Keselowski wasn't expected to be a Chase contender in 2011, and through 19 races he was 23rd in points. But as the series went to tracks for the second time, he began making dramatic jumps in the points. For example, he finished 23rd the first time around at Pocono and won the second. He went from 25th to third at Michigan, 18th to first at Bristol and 38th to 12th at Richmond. He barely made the Chase, 11th in points.

"We didn't have any notes we could use at the start of the season," Wolfe explained last year. "We started from scratch. When we went back to tracks for a second time, we were a lot better."

The information that Wolfe could apply wasn't restricted to the same tracks. He could use it for the same type of track, too. As a result, the No. 2 Dodge was stronger across the board in the second half of the season.

When the team got to the Chase, it challenged for six races and finished in the top-five four times. Keselowski ended up fifth in the Chase, building a solid foundation for the current season.

This season Keselowski racked up five wins, 13 top-fives and 23 top-10s, improving from three wins, 10 top-fives and 14 top-10s from 2011.
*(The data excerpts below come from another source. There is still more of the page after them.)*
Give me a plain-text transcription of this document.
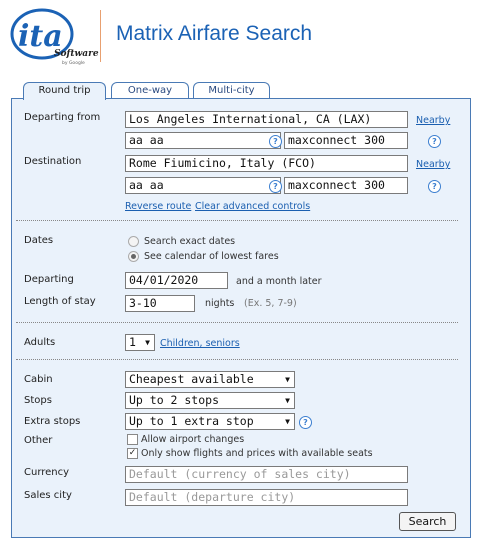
ita
Software
by Google
Matrix Airfare Search
Round trip	One-way	Multi-city
Departing from	Los Angeles International, CA (LAX)	Nearby
aa aa	? maxconnect 300	?
Destination	Rome Fiumicino, Italy (FCO)	Nearby
aa aa	? maxconnect 300	?
Reverse route Clear advanced controls
Dates	Search exact dates
See calendar of lowest fares
Departing	04/01/2020	and a month later
Length of stay	3-10	nights (Ex. 5, 7-9)
Adults	1 ▼ Children, seniors
Cabin	Cheapest available	▼
Stops	Up to 2 stops	▼
Extra stops	Up to 1 extra stop	▼	?
Other	Allow airport changes
✓ Only show flights and prices with available seats
Currency	Default (currency of sales city)
Sales city	Default (departure city)
Search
"I think he has matured over the last few years," Wolfe said. "I think I have in my role as well. I think a lot of that just comes with experience and time. You're got to understand and learn the sport, learn how it works and what you need to do to be successful. The guys that work really hard at that and pay attention, they usually find their way."

Wolfe has labored diligently, too. Raised in the upstate New York town of Milford, he moved to the NASCAR mecca of Charlotte, N.C., a year after graduating from high school, and got a job working on the late model cars of JD and Coy Gibbs.

"Originally, I just wanted to get into the sport of NASCAR," Wolfe said. "I didn't really think driving would ever be an option for me. Obviously, along the way, I've been able to do that some. I think that's helped me. But just growing up as a kid watching NASCAR on TV and local short track racing in upstate New York, when I had the opportunity to move down south, that's what I did and I just learned it from there."

Wolfe drove in 25 Busch North, now NASCAR's K & N East, and 16 Nationwide races before his opportunities ended. He became a crew chief in both series and was working at CJM Racing in Nationwide in 2009 when Penske spotted him.

"At the time, we had a few different drivers in the car at the end of the year," Wolfe said. "And Mike Bliss drove a good bit for us. We didn't win any races, but we were running in the top five and had fast cars. At the time, Mike was racing [Penske's Justin] Allgaier for a top five in the Nationwide points. For a very small team, underfunded, we were putting pretty fast race cars out there. I believe that's a little bit of what [Penske] saw."

Wolfe knows Keselowski and the No. 2 team have work to do this weekend at Homestead-Miami. It's one of the oldest clichés in racing, but he saw tangible evidence that anything can happen last week at Phoenix when Johnson had a tire go down and he hit the wall. You don't expect something like that to happen to Jimmie Johnson and Chad Knaus, who won five straight Cup championships from 2006 through 2010.

The Sprint Cup's top title-winning driver and crew chief combinations have been Richard Petty and Dale Inman, with seven championships form 1964 to 1979; Dale Earnhardt and Kirk Shelmerdine, with four from 1986 to 1991; Jeff Gordon and Ray Evernham, with three from 1995 to 1998; and Johnson with Knaus.

Keselowski and Wolfe have shown the potential to join that list of drivers and crew chiefs who have dominated Cup for history-making periods. They have a long way to go, but getting the first championship Sunday will position them to make their run.

"It's been a long road and a lot of hard work," Wolfe said of his career. "I look forward to our future together. I feel like, as a team we're still not probably at our full potential yet. So, it's definitely encouraging to be in our second year and challenging for a championship. We're going to hopefully challenge for a lot more here in the near future."